Die Sicherheitslage in der gesamten Sahelzone, die sich südlich der Sahara vom Atlantik bis zum Roten Meer erstreckt, ist prekär. Etliche bewaffnete Gruppen sind dort aktiv. Einige haben den Terrorgruppen »Islamischer Staat« (IS) oder al-Qaida die Treue geschworen. Die Instabilität ist ein Grund dafür, dass sich Menschen aus der Region zu Tausenden auf den Weg nach Europa machen.

Der Bundestag hatte am Freitag die beiden Mandate für die Einsätze der Bundeswehr in Mali und Niger für ein Jahr verlängert:

  • Die deutsche Beteiligung an dem Uno-Stabilisierungseinsatz Minusma in Mali wird demnach ausgebaut mit einer Obergrenze von jetzt 1400 Soldatinnen und Soldaten statt bisher 1100. Damit soll der absehbare Abzug der französischen Streitkräfte kompensiert werden.

  • Die Beteiligung der Bundeswehr an dem europäischen Ausbildungseinsatz EUTM soll aber künftig vor allem auf Niger konzentriert und die Ausbildung malischer Soldaten beendet werden. Dazu wird die Obergrenze für das Mandat auf nur noch 300 von bislang 600 Soldatinnen und Soldaten reduziert.

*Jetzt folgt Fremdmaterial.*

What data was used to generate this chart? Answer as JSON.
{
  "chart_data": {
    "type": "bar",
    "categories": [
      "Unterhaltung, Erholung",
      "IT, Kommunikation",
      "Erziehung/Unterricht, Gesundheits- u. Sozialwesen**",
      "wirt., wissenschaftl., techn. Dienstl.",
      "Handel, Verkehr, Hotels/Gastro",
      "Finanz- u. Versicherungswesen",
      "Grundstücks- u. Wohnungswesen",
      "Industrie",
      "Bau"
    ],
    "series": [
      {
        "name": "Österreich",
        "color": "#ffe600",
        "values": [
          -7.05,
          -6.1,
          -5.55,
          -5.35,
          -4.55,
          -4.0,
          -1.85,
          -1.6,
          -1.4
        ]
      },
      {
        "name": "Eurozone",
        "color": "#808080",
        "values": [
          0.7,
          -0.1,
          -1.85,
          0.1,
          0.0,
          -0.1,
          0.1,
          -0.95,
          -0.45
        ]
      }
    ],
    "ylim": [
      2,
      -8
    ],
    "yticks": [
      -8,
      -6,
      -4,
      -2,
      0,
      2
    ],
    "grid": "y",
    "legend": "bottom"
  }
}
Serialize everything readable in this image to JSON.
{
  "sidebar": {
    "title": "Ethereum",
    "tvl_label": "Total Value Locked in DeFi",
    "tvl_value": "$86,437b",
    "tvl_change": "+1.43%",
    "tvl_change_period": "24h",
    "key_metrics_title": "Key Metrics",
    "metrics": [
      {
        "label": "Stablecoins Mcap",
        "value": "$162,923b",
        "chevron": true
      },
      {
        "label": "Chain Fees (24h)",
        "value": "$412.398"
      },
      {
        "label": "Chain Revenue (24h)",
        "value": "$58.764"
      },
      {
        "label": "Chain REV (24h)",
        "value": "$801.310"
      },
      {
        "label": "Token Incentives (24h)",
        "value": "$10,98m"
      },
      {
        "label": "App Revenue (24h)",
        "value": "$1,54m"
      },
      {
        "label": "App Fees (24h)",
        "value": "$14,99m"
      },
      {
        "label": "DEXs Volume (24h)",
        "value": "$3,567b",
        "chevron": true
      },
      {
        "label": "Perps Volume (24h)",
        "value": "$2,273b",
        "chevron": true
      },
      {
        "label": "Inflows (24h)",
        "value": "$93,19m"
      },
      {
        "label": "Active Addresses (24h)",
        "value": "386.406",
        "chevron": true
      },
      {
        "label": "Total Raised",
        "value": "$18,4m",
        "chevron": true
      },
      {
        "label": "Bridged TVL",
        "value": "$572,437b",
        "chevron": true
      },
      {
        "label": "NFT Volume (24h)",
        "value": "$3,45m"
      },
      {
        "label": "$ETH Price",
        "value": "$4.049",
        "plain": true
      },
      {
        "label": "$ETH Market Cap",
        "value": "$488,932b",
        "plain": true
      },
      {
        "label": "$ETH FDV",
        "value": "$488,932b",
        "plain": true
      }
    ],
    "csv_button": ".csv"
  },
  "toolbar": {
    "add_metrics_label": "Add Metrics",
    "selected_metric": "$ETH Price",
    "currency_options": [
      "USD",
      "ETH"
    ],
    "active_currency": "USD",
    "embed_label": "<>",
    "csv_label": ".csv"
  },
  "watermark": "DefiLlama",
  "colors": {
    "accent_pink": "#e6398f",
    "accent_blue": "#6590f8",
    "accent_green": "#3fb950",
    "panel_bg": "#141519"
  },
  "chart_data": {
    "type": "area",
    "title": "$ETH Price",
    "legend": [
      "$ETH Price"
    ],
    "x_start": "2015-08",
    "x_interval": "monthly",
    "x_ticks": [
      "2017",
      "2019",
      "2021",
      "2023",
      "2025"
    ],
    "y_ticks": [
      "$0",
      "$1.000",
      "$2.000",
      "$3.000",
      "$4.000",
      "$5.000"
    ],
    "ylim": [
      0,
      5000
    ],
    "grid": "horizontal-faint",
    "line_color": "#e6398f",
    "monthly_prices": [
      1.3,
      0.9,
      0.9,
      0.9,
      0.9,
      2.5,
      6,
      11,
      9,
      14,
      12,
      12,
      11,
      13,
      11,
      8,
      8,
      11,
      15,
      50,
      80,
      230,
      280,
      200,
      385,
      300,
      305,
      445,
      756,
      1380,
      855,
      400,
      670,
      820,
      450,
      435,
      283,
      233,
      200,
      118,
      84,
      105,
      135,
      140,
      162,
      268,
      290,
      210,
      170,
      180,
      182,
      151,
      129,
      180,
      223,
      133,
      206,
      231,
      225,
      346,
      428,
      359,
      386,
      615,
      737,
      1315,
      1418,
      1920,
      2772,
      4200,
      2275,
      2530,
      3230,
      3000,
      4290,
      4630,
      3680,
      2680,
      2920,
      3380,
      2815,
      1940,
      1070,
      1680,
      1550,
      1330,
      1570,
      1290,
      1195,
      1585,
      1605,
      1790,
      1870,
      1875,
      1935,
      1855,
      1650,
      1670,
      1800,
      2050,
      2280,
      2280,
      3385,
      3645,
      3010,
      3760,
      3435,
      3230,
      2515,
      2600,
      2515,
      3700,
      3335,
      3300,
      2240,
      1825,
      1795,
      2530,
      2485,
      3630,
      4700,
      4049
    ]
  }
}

Scholz befindet sich derzeit auf seiner ersten Afrikareise als Bundeskanzler. Weitere Stationen der dreitägigen Reise sind mit dem Niger eines der ärmsten Länder der Welt und mit Südafrika das wichtigste Partnerland im Afrika südlich der Sahara. Scholz wird auf seiner Reise auch darüber sprechen, warum viele afrikanische Länder bisher auf eine klare Verurteilung des russischen Angriffskriegs gegen die Ukraine verzichtet haben.

Bei der Abstimmung in der Uno-Vollversammlung über die Verurteilung des russischen Angriffskriegs stimmten 141 der 193 Uno-Mitgliedstaaten dafür, fünf dagegen, darunter das afrikanische Eritrea. Unter den 35 Enthaltungen waren neben China, Indien und Brasilien auch 17 afrikanische Staaten, darunter Südafrika und der Senegal, also zwei der Zielländer des Kanzlers.

Kanzler besucht deutsche Kampfschwimmer im Niger

Am Montag wird der SPD-Politiker die im westafrikanischen Niger stationierten Bundeswehrsoldaten besuchen.

Auf dem Stützpunkt Tillia bilden Kampfschwimmer der Marine nigrische Spezialkräfte für den Kampf gegen den islamistischen Terror in der Region aus. An der seit 2018 laufenden Mission »Gazelle« sind nach Angaben des Einsatzführungskommandos etwa 200 deutsche Soldaten beteiligt.

Es ist der erste Truppenbesuch des Kanzlers im Ausland. Die Mission »Gazelle« gehört zum EU-Ausbildungseinsatz EUTM.